If the equation is quadratic, try using the quadratic formula to solve it. This can save you time and effort in the long run.

Tip 3: Check if the solution satisfies the original equation

Before accepting a solution, make sure to check if it satisfies the original equation. This can help you avoid mistakes and ensure that your solution is correct.

Conclusion

Solving logarithmic equations can be challenging, but with the right approach, it can be done with ease. By simplifying the equation using logarithmic properties, converting it to exponential form, and using the quadratic formula to solve quadratic equations, you can find the solution set to the equation. Remember to check if the solution satisfies the original equation and avoid common mistakes. With practice and patience, you can become proficient in solving logarithmic equations.

Frequently Asked Questions

Q: What is the difference between a logarithmic equation and an exponential equation?

A: A logarithmic equation is an equation that involves a logarithm, while an exponential equation is an equation that involves an exponential expression. For example, the equation $\log _2 x = 3$ is a logarithmic equation, while the equation $2^x = 8$ is an exponential equation.

Q: How do I solve an exponential equation?

A: To solve an exponential equation, you can use the definition of an exponential function: $a^x = y$ is equivalent to $x = \log _a y$. For example, the equation $2^x = 8$ can be rewritten as $x = \log _2 8$, which simplifies to $x = 3$.

Q: What is the relationship between logarithmic and exponential functions?

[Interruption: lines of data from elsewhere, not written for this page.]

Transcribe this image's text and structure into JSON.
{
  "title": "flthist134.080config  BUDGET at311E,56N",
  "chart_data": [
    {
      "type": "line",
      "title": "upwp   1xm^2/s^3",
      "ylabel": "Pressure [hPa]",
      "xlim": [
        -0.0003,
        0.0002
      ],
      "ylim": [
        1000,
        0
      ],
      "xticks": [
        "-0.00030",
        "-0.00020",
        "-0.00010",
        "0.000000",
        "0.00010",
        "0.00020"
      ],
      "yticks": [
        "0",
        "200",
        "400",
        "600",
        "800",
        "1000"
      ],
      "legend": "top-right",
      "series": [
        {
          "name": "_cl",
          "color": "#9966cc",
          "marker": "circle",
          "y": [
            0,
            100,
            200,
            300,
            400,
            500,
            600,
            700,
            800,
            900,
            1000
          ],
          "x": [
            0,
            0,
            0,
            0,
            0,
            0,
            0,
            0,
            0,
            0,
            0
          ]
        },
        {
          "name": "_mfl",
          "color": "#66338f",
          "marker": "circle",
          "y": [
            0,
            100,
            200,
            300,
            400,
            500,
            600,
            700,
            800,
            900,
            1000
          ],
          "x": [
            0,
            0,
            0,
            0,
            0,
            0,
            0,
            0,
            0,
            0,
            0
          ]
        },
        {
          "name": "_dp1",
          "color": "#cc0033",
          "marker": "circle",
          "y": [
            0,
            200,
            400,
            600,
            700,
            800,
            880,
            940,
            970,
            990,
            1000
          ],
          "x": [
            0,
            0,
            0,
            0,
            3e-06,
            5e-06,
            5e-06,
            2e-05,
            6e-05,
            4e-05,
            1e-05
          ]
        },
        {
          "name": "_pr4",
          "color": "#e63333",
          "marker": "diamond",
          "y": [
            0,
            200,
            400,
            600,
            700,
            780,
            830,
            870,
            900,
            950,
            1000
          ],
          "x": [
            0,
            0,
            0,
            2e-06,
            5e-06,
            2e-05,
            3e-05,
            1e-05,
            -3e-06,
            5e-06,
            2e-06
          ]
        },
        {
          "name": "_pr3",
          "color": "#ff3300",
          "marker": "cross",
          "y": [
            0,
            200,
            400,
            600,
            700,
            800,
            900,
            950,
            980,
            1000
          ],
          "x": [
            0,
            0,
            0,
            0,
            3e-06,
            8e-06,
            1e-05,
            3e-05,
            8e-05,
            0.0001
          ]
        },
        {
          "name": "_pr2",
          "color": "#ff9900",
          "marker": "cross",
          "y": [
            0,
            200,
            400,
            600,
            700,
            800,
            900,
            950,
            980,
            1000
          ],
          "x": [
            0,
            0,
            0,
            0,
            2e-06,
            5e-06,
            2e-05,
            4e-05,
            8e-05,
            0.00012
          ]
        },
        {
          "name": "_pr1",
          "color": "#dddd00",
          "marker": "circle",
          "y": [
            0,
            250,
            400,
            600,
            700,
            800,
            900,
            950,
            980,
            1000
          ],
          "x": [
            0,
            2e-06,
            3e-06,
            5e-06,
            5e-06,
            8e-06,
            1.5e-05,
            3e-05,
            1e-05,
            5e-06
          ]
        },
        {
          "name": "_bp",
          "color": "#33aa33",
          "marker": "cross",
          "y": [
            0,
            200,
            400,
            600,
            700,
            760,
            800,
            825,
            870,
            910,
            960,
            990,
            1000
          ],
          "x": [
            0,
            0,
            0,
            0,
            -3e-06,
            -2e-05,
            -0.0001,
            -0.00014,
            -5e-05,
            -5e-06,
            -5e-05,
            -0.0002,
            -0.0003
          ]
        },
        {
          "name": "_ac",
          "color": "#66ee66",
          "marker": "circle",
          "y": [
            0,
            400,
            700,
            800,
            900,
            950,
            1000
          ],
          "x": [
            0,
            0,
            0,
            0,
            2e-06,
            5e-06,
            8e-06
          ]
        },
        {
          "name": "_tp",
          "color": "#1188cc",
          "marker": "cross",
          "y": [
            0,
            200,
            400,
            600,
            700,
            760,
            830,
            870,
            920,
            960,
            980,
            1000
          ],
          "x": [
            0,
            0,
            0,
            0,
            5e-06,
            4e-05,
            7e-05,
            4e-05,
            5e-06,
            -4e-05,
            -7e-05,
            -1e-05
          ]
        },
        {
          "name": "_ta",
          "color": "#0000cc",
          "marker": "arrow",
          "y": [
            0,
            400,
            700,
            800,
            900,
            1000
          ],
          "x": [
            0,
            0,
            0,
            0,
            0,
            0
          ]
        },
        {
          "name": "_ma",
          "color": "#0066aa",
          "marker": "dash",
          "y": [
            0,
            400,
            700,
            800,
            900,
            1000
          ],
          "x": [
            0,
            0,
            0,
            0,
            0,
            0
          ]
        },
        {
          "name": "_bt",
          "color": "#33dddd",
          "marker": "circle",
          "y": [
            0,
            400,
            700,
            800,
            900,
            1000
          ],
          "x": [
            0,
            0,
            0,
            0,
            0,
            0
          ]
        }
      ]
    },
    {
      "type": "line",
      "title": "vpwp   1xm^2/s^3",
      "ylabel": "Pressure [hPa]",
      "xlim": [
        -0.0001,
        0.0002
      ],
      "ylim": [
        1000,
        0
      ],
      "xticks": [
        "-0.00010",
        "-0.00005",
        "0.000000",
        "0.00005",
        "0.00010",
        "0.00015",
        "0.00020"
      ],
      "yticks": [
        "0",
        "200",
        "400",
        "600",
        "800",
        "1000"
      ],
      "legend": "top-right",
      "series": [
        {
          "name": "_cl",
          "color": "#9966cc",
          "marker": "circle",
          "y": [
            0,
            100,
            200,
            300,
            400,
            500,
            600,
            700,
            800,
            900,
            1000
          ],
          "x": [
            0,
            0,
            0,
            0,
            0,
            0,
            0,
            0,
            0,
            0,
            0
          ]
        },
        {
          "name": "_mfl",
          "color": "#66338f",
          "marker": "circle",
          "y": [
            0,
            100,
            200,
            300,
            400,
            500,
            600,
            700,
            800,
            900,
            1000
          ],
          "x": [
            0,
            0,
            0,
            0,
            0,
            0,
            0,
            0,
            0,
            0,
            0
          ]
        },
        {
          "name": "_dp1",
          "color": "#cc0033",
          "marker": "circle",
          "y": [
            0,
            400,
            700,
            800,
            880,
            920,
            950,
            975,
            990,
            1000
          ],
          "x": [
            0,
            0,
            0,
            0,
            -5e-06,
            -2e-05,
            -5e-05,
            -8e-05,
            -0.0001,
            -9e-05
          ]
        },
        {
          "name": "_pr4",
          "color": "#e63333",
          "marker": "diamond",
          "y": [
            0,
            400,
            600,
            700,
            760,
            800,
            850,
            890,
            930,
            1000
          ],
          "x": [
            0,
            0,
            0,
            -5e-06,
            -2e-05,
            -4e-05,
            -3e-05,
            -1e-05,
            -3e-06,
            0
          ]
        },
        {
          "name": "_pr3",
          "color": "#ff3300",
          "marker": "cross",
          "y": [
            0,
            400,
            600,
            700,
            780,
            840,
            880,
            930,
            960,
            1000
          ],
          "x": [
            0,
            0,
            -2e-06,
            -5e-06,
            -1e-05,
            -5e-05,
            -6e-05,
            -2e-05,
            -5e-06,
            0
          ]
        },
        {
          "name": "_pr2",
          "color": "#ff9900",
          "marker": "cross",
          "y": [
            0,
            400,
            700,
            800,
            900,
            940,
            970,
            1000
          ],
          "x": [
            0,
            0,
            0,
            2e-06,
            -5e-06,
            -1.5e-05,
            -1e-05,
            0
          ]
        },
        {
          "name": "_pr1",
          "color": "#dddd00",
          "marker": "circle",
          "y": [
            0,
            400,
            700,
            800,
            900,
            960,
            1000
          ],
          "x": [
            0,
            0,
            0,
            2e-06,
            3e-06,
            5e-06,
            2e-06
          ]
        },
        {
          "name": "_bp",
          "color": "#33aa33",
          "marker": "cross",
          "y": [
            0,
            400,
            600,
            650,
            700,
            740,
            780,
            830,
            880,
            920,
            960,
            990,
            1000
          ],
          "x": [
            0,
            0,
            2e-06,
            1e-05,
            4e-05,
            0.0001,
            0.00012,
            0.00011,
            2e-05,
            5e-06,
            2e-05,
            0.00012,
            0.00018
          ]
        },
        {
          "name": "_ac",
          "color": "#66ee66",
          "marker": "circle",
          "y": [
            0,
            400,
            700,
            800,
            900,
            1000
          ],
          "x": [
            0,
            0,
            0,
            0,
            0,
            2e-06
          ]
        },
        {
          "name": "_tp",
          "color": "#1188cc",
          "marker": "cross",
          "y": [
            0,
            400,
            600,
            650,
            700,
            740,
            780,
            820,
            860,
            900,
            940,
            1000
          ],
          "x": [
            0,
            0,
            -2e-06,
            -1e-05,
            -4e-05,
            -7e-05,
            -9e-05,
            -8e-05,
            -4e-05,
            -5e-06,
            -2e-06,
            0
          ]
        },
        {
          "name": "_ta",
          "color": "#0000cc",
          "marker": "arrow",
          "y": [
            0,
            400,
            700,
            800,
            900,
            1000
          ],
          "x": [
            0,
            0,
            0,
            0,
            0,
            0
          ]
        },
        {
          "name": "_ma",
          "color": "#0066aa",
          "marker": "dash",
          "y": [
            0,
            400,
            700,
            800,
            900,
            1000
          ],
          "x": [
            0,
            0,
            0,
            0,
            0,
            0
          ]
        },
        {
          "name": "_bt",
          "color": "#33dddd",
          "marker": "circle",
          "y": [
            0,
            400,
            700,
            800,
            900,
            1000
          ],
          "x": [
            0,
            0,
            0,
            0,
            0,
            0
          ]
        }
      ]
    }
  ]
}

A: Logarithmic and exponential functions are inverse functions. This means that if $f(x) = \log _a x$, then $f^{-1}(x) = a^x$. For example, if $f(x) = \log _2 x$, then $f^{-1}(x) = 2^x$.

Additional Resources

For more information on solving logarithmic equations, check out the following resources:

• Khan Academy: Logarithmic Equations
• Mathway: Logarithmic Equations
• Wolfram Alpha: Logarithmic Equations

By following these tips and resources, you can become proficient in solving logarithmic equations and tackle even the most challenging problems with confidence.